Wates is set to pursue more joint ventures with local councils, after the arrangement landed them several bumper contracts over the last year.
Wates noted in its annual results this morning that it had returned to its pre-pandemic pre-tax profit, following a big hit from the coronavirus pandemic in 2020. Wates’s pre-tax profit for the year to 31 December 2021 came in at £35.9m, in comparison with a profit of £34.5m in 2019.
Company chief executive David Allen told Construction News he is “looking to pump in capital” to build more relationships with local councils.
The company secured a £700m strategic development partnership with Harrow Council in July, committing to build 1,500 homes in the area over the next decade.
Wates has tied up similar deals with Havering and Cardiff councils in the past few years.
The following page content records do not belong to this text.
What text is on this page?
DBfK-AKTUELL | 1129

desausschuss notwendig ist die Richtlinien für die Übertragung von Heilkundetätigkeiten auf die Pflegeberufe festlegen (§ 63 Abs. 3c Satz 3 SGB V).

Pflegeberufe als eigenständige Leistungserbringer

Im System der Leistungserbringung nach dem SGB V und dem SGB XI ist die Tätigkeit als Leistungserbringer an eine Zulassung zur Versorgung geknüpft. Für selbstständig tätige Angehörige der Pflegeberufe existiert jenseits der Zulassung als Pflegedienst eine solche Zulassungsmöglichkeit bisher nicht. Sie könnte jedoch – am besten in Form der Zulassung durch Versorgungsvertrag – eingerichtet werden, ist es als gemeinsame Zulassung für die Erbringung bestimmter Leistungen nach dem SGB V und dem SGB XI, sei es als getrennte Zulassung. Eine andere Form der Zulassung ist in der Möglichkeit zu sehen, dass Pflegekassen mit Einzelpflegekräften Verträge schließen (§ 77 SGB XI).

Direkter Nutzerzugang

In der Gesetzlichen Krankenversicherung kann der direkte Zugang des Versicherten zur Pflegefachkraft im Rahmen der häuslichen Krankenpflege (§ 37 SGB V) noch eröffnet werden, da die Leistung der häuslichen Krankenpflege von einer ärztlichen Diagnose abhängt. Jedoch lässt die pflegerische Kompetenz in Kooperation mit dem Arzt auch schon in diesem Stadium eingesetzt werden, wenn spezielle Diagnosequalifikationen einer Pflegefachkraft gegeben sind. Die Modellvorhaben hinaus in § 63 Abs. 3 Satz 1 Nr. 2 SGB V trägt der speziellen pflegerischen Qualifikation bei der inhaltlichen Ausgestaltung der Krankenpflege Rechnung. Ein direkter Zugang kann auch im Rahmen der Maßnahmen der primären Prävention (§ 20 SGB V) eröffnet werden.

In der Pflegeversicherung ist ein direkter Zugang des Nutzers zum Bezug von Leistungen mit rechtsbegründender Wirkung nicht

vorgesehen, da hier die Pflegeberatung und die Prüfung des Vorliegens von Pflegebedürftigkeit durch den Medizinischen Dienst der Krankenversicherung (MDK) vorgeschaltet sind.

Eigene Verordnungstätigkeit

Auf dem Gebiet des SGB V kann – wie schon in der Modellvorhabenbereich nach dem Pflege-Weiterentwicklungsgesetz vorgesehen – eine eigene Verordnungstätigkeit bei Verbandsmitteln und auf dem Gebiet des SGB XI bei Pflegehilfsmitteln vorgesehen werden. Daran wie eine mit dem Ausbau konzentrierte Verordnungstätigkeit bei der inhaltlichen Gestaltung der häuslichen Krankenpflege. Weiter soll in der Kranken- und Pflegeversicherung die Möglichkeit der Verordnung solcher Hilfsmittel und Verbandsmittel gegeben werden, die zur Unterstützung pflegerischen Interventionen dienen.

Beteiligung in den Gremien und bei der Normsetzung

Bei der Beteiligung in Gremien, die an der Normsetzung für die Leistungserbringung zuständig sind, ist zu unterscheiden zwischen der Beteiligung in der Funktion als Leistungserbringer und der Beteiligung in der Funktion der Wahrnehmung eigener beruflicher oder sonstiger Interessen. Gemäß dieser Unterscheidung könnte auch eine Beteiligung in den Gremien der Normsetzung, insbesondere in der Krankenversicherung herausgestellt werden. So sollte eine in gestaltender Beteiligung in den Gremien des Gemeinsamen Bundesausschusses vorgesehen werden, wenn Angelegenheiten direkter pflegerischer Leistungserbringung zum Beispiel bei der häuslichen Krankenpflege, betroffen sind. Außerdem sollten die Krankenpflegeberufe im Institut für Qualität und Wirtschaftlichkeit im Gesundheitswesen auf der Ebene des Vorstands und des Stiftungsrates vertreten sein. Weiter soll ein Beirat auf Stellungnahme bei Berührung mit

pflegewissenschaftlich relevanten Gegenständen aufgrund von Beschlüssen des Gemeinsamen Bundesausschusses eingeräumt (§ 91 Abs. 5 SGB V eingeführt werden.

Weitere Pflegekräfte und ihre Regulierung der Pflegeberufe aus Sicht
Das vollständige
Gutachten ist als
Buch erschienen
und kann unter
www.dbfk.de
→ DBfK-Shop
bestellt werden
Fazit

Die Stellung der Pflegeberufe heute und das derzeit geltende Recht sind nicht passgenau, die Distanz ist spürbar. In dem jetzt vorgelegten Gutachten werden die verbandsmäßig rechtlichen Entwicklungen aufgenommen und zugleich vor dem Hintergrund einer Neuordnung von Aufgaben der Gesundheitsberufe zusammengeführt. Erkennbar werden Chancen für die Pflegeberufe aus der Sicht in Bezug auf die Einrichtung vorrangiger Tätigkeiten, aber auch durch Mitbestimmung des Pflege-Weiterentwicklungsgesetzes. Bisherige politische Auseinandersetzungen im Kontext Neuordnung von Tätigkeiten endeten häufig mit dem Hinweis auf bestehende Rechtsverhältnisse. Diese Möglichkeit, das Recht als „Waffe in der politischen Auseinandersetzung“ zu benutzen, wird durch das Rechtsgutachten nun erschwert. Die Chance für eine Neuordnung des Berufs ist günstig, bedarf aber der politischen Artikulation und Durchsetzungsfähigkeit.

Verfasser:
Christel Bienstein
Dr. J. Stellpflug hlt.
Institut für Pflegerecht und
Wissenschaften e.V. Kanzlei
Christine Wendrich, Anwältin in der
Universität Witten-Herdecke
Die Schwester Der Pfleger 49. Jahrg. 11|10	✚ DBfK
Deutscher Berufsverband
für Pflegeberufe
The Havering agreement is to regenerate 12 estates over 12 years with a value of £1bn. Meanwhile, in Cardiff, Wates is delivering 1,500 new homes over 10 years in a deal worth £190m.
“We are very proud of our relationship with councils in Harrow, Havering and Cardiff,” Allen said. “In these instances, we act as development managers and partners with local authorities, and we’re really keen to do more work in that area and are looking to pump in more capital to make that possible.”
Alongside partnerships with local councils, Allen said profits would also be invested in improving the digital operations of the business.
“We’re investing in data – we are bringing in the data scientists we need to get maximum insight from all of the information we hold about our business, about the buildings we create and about the buildings we maintain,” he said.
“We’ve had the licences, we’ve had the software and we’ve had the IT infrastructure for a number of years. This is about bringing in people with those data management skills who can help us make more of what we’ve already got.
“That will enable us to help all of our customers make really smart decisions about how they configure projects and their estates in the future.”
The investment plan also stretches to innovation within construction, Allen said. Last year, Wates ploughed funds into its offsite manufacturing factory in Coventry, known as Prism.
“We’ve invested heavily in design capabilities there and in creating additional capacity. We’re also really open to partnering with other people who have capabilities that will help us take a further step on the use of offsite manufacturing,” he added.
Wates has generally been focused on building organic growth, but Allen did not rule out pursuing acquisitions if the opportunity emerged.
“We’re really open-minded. If we saw an area where we could fill a gap with an acquisition, we would absolutely be prepared to do that. I’m sure the board would respond positively to proposals like that.”
But he echoed warnings made by Balfour Beatty chief executive Leo Quinn earlier this month in saying that inflation would “remain a significant challenge” for the sector.
“We’re going to need to respond with a great deal of intelligence and adaptability if we are going to succeed in managing that.”